Among the precautions against contracting or spreading AIDS recommended
by the Public Health Service are the following:
1) Sexual contact with persons known or suspected to have AIDS should be
avoided. Multiple sex partners increase the probability of developing the
disease.
2) No members of high risk groups should donate blood or blood products.
3) Blood transfusions should only be performed when absolutely necessary.
4) Screening procedures for plasma or blood likely to transmit AIDS have
been developed, and safer blood products for hemophilia patients.

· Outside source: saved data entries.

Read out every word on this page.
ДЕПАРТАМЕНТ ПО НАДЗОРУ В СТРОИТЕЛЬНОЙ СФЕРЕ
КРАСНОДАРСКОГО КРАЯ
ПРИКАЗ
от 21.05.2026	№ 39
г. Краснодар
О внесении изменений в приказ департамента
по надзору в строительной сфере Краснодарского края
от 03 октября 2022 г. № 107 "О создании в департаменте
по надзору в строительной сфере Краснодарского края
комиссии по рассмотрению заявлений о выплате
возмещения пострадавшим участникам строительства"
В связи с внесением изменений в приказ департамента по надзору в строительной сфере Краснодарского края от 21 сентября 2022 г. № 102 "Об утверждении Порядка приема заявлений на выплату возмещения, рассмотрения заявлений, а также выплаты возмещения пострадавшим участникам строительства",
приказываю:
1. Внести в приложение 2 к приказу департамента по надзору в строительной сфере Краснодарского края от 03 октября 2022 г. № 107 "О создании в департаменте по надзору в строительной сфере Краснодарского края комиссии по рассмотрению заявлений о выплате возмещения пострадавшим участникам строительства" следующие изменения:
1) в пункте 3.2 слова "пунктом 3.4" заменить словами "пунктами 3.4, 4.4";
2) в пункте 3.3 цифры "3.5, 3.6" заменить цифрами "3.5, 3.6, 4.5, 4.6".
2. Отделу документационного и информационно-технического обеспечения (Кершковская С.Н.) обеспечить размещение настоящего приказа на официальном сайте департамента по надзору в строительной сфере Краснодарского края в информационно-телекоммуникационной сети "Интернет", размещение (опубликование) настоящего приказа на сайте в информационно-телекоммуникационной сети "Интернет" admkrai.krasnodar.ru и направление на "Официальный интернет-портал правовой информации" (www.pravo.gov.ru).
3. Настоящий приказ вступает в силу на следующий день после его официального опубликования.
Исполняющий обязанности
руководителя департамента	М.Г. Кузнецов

5) Health care personnel, laboratory workers, and others in frequent
contact with AIDS patients should take great care to avoid wounds from
contaminated needles and similar sharp objects, and contact with blood soiled
materials.
A new drug for the treatment of Candidiasis, Crytococcal Meningitis, and
other persons with weakened immune systems such as AIDS patients has recently
been approved by the FDA. The drug, diflucan (fluconazole), has been found
effective against these types of infections in persons with depressed immune
systems.
The Food and Drug Administration has approved the antiviral drug
didanosine (DDI) for treatment of adults and children with advanced AIDS who
cannot tolerate or are not helped by AZT. DDI can cause pancreatitis in
patients with AIDS. Pancreatitis is a potentially fatal inflammation of the
pancreas. Patients taking DDI should avoid alcoholic beverages and seek
medical help immediately if they have abdominal pain, nausea, or vomiting.
As of March 13, 1990, of the 8,300 AIDS patients taking DDI, 78 developed
pancreatitis and seven of them died.